Ada Fesyen di Sekolah

MODIFIKASI seragam sekolah kini makin lumrah. Enggak cuma buat gaya, juga nyiptain imej dan ngebedain identitas angkatan. Bener.Warna seragamnya masih sama, putih abu-abu.

Tapi soal bentuk, udah beda 180 derajat dari zamannya ortu kita masih sekolah dulu. Bahkan, cukup signifikan pula bedanya jika dibandingkan kakak-kakak kita yang bersekolah pada era ‘90-an. Dulu, bentuk baju seragam dan rok, superstandar. Atasan kemeja biasa dipadu rok pendek sebatas lutut. Nah, sejak akhir ‘90-an mulai ada perombakan ”desain”.Seragam ketat (press body) dengan lengan pendek dianggap gaya dan ngetrend. Rok mini plus kaus kaki putih tinggi sampe selutut melengkapinya. Sementara itu, rok panjang yang mulai berlaku sejak 2000- an jadi titik awal lahirnya berbagai jenis dan bentuk rok yang sekarang ada di sekolah.

Ada rok rimpel (berkerut), sepan, hingga semirimpel-sepan. Panjangnya pun beragam, mulai sebatas mata kaki,di atas mata kaki, tepat di betis, di bawah lutut, hingga di atas lutut. Bahkan, ada pula rok sepan yang belahannya diganti ritsleting. Kemeja pun enggak luput dari ajang kreativitas. Ada yang lengannya dilipat keluar, dilipat ke dalam,bahkan ujung bawah kemeja diberi peniti agar rapi dan pas di badan. Enggak cuma cewek yang bergaya, kaum cowok pun enggak mau ketinggalan. Meski modelnya enggak sebanyak cewek, mereka merasa sudah cukup gaya dengan celana baggy, skinny (ketat dari atas ke bawah), hipster (sedikit melorot), cutbray, atau celana gombrong ala rapper. ”Rasanya bosen pake seragam yang modelnya biasa-biasa aja.

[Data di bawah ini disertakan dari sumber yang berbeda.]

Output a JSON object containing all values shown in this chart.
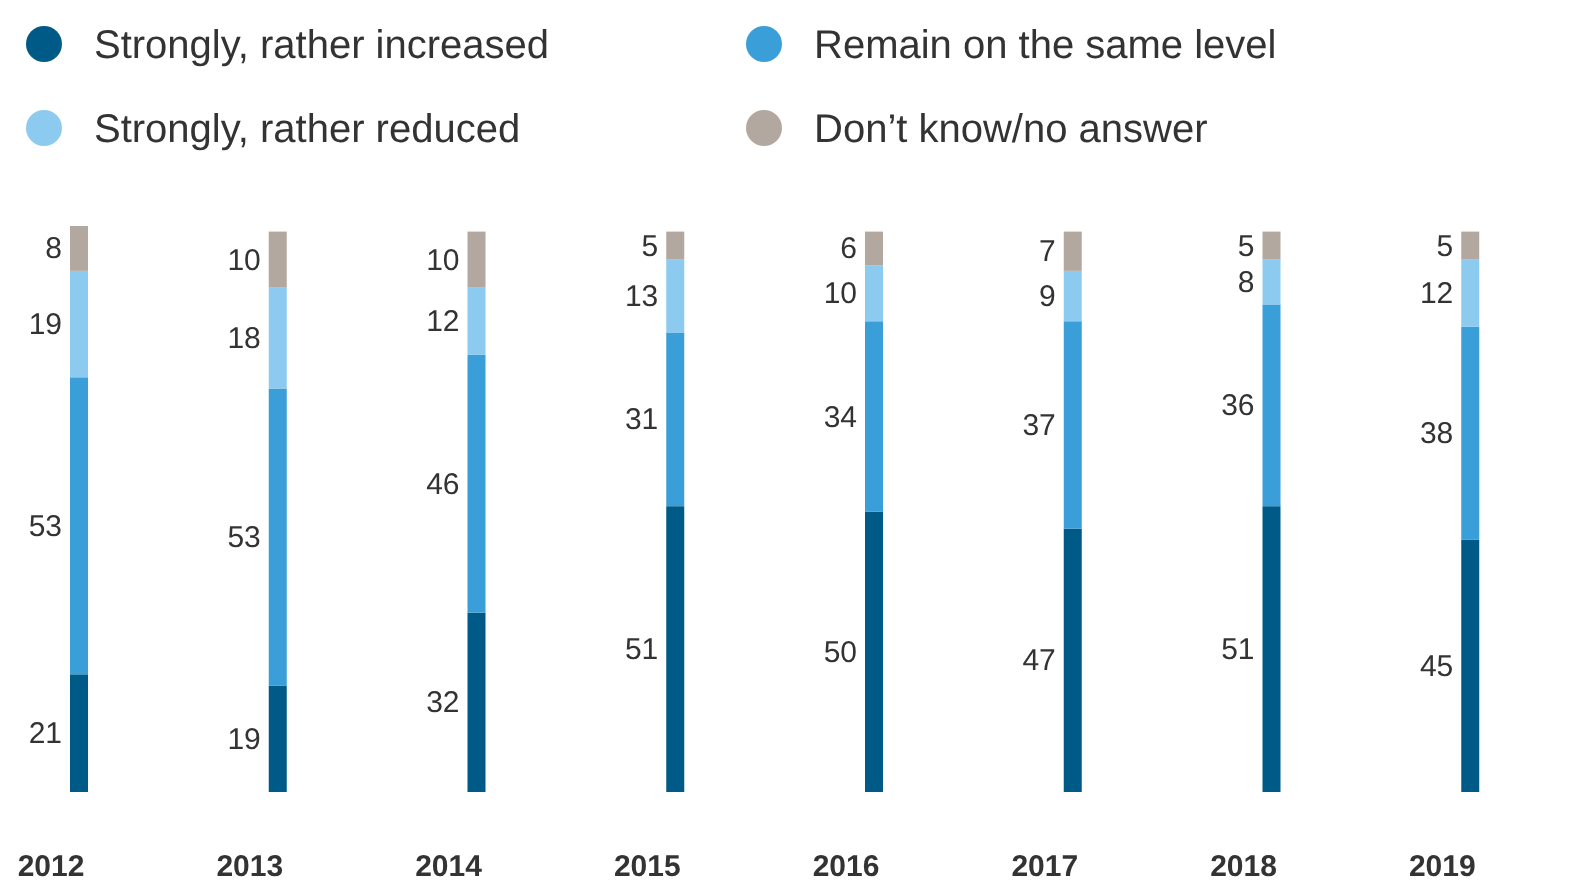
{
  "chart_data": {
    "type": "bar",
    "stacked": true,
    "data_labels": true,
    "legend": "top",
    "categories": [
      "2012",
      "2013",
      "2014",
      "2015",
      "2016",
      "2017",
      "2018",
      "2019"
    ],
    "series": [
      {
        "name": "Strongly, rather increased",
        "color": "#005a87",
        "values": [
          21,
          19,
          32,
          51,
          50,
          47,
          51,
          45
        ]
      },
      {
        "name": "Remain on the same level",
        "color": "#3a9fd8",
        "values": [
          53,
          53,
          46,
          31,
          34,
          37,
          36,
          38
        ]
      },
      {
        "name": "Strongly, rather reduced",
        "color": "#8ccbef",
        "values": [
          19,
          18,
          12,
          13,
          10,
          9,
          8,
          12
        ]
      },
      {
        "name": "Don’t know/no answer",
        "color": "#b3a8a0",
        "values": [
          8,
          10,
          10,
          5,
          6,
          7,
          5,
          5
        ]
      }
    ]
  }
}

Sekalian buat gaya agar lebih pede,” ujar Febby, penghuni SMA 34 Jakarta, yang biasa pake celana gaya ”melorot” ala pemain skateboard. Bila Febby memodifikasi seragamnya agar terlihat keren, Anka di SMA 82 Jakarta justru memilih model rok tertentu demi menampilkan imej ”siswi baik-baik” di hadapan gurunya. ”Gue pake span ngatung kayak gini supaya dianggap sopan. Toh,mereka (para guru) sering memberi pujian.Lagi pula, model kayak gini bikin gue keliatan lebih tinggi. Gaya jalan gue pun lebih teratur,”ujarnya. ”Kalau roknya kelewat pendek, nanti repot bakal diliatin anak-anak cowok terus,” ujar cewek berkulit putih yang duduk di kelas XII ini.

Misly, yang masih satu angkatan dengan Anka malah punya lima model rok. Mulai rok pendek penuh kerutan di atas dengkul yang mirip seragam SD, rok rimpel yang ngatung hingga betis, sepan pendek di atas dengkul, sepan sebetis, sampai rok SMA standar. ”Buat variasi aja supaya enggak bosen. Gue pengen bikin tren dan model baru,tapi tetep nyaman dipakai,” ujar Misly, yang juga mengubah model sepatunya ini.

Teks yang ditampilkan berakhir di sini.